OPINION

El escudo canario en Europa

Paulino Rivero | Sábado 28 de marzo de 2026

La geografía resulta determinante a la hora de evaluar las fortalezas y debilidades que caracterizan a nuestras Islas. Del enclave que nos sitúa en el Atlántico Medio, alejados del territorio continental europeo, se deriva que gocemos, sin duda alguna, de un clima privilegiado, básico para el desarrollo de la potente industria turística que sostiene el sistema económico insular. Pero, al mismo tiempo, la lejanía del continente es una limitación muy importante a la hora de diversificar actividades económicas que contribuyan al incremento de un Producto Interior Bruto favorecedor de más oportunidades de trabajo y, por lo tanto, de la calidad de vida y el bienestar necesario para la densísima población que habita el Archipiélago.

Las palpables diferencias con el lejano territorio continental, a la hora de generar oportunidades para personas y empresas, justifican que Europa reconociera jurídicamente a sus territorios ultraperiféricos. Desde la mitad de los años 90, los gobiernos de Francia, España y Portugal desataron una fuerte ofensiva en el seno de la UE hasta lograr el reconocimiento diferenciado en la aplicación del Derecho europeo a sus respectivos Territorios de Ultramar. En virtud de su mayor población y desarrollo entre todas esas regiones, Canarias ejerció un papel clave en todo el proceso. El entonces presidente de Canarias, Manuel Hermoso, de la mano del Gobierno de España que encabezaba José María Aznar, condujo un proceso que culminó en 1998 con el Tratado de Amsterdam.

Los gobiernos de España siempre han sido muy remolones a la hora de reconocer y defender los hechos diferenciales de nuestras Islas. En Europa y en el propio Estado español. De manera que merezca la pena recordar el protagonismo alcanzado por Coalición Canaria en las Cortes Generales durante aquel proceso, a raíz de las elecciones de marzo de 1996. Pese a tratarse entonces de una opción todavía incipiente, esta formación nacionalista obtuvo cuatro diputados y seis senadores, revalidando los grupos parlamentarios que ya había conseguido en la corta legislatura 1994-1996.

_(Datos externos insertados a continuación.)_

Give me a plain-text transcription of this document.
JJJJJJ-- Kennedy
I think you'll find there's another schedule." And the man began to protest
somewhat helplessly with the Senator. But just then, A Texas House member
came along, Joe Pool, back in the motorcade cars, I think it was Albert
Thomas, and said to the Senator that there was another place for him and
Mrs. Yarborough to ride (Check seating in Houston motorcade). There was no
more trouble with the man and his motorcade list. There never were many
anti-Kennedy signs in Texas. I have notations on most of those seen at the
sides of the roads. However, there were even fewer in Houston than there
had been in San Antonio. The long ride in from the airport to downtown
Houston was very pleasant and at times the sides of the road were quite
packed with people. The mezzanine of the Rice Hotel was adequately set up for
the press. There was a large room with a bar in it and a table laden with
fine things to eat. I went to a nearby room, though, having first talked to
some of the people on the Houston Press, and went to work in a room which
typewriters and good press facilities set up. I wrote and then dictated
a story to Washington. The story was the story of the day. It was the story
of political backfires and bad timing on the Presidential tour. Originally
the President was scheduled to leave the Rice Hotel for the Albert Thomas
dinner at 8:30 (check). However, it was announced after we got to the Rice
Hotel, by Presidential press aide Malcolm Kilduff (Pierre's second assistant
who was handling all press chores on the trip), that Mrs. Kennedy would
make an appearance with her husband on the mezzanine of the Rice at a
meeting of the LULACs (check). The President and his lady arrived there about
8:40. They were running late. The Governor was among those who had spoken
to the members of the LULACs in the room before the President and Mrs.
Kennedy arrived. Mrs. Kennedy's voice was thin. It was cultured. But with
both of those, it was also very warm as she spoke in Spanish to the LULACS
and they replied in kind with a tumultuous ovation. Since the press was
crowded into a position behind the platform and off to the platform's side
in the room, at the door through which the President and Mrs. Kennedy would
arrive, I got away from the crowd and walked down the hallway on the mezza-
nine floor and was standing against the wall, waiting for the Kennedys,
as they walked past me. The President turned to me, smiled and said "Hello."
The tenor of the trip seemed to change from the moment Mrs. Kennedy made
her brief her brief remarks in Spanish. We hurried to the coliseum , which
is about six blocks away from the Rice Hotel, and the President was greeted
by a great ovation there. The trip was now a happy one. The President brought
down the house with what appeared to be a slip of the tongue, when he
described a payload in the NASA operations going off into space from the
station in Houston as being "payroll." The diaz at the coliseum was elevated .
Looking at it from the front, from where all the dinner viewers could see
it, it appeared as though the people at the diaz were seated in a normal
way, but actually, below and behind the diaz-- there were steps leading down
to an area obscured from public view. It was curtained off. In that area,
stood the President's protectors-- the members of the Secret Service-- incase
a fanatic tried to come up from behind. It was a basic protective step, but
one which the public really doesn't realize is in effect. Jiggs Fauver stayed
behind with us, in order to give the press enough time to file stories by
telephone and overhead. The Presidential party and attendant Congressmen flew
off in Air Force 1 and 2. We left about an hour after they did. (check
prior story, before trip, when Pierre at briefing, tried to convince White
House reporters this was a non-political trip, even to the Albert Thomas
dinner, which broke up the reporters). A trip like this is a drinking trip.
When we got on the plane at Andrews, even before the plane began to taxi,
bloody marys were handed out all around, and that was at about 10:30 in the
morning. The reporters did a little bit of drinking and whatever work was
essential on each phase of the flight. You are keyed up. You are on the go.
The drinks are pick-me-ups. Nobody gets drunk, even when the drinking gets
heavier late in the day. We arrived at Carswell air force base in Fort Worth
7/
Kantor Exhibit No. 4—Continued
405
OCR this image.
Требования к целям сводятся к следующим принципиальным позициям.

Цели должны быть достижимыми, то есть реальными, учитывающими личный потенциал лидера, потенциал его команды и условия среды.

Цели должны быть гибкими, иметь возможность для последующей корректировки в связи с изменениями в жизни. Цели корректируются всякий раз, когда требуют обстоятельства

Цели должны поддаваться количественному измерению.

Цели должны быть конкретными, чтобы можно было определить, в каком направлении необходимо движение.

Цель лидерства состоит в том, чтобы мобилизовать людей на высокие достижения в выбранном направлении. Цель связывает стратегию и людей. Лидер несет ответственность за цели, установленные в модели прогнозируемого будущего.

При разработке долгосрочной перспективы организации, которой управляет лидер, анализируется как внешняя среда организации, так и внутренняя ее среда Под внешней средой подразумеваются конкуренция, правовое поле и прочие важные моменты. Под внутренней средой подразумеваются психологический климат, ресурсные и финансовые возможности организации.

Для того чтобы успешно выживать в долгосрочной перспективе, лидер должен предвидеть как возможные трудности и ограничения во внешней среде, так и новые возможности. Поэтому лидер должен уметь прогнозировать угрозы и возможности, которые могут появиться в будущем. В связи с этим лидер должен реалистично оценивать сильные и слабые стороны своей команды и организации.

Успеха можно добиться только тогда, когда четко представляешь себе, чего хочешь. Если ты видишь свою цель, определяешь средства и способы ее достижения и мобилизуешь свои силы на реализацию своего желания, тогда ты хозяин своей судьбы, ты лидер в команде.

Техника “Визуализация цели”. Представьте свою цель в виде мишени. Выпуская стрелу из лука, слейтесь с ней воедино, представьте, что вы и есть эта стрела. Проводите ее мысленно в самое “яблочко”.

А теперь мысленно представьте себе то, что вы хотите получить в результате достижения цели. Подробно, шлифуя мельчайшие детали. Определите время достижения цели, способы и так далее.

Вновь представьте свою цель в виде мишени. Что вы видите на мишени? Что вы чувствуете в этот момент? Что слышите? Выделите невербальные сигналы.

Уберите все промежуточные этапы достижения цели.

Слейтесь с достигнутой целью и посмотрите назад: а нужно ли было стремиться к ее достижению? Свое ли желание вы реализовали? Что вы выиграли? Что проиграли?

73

Las matemáticas le otorgaron un papel decisivo a la hora de que Aznar resultara investido como presidente. Junto a Convergencia i Unión y el Partido Nacionalista Vasco, Coalición Canaria hizo posible la investidura del líder popular. Desde una posición estratégica que le hizo imprescindible para la gobernabilidad de España, los nacionalistas lograron comprometer al Ejecutivo de Aznar a la firma de un pacto de legislatura inédito, el más importante en la historia de las Islas. Aquel acuerdo suscrito por Aznar y Hermoso en el Congreso de los Diputados, en presencia de representantes de sus respectivas formaciones, incluía, entre otros muchos asuntos, un Estatuto Permanente para Canarias en la UE que recogiera los hechos diferenciales de las Islas o la convalidación en Europa de nuestro Régimen Económico Fiscal.

La defensa en el continente europeo de los hechos diferenciales de las Islas es una cuestión de oportunismo político o de convicción. Mientras los nacionalistas canarios hemos sido imprescindibles o convenientes para el Gobierno español de turno, se nos ha escuchado, atendiendo nuestras reivindicaciones. Pero desde el momento en que pasamos a ser prescindibles, Canarias ha recibido el mismo trato que cualquier territorio común del Estado, sin valorar las peculiaridades que nos distinguen.

El futuro de los fondos europeos destinados a las RUP pasa hoy por un momento delicado en el seno de la UE. Con el pretexto de incrementar los presupuestos de seguridad, Bruselas quiere recortarlos. De ahí que Canarias tenga que ir de la mano del Gobierno de España para defender nuestra singularidad en Europa, aliados al mismo tiempo con el resto de las RUP y de sus gobiernos respectivos, los de Francia y Portugal. Lo peor es que el Ejecutivo que preside Pedro Sánchez está evitando reconocer los hechos diferenciales de Canarias, como se evidencia en el Decreto de Medidas para atenuar el impacto de la guerra de Estados Unidos e Israel contra Irán.

Por lo tanto, cabe preguntarse con qué convicción va a defender el Gobierno español dichas singularidades, cuando no las reconoce explícitamente en el ámbito de su competencia.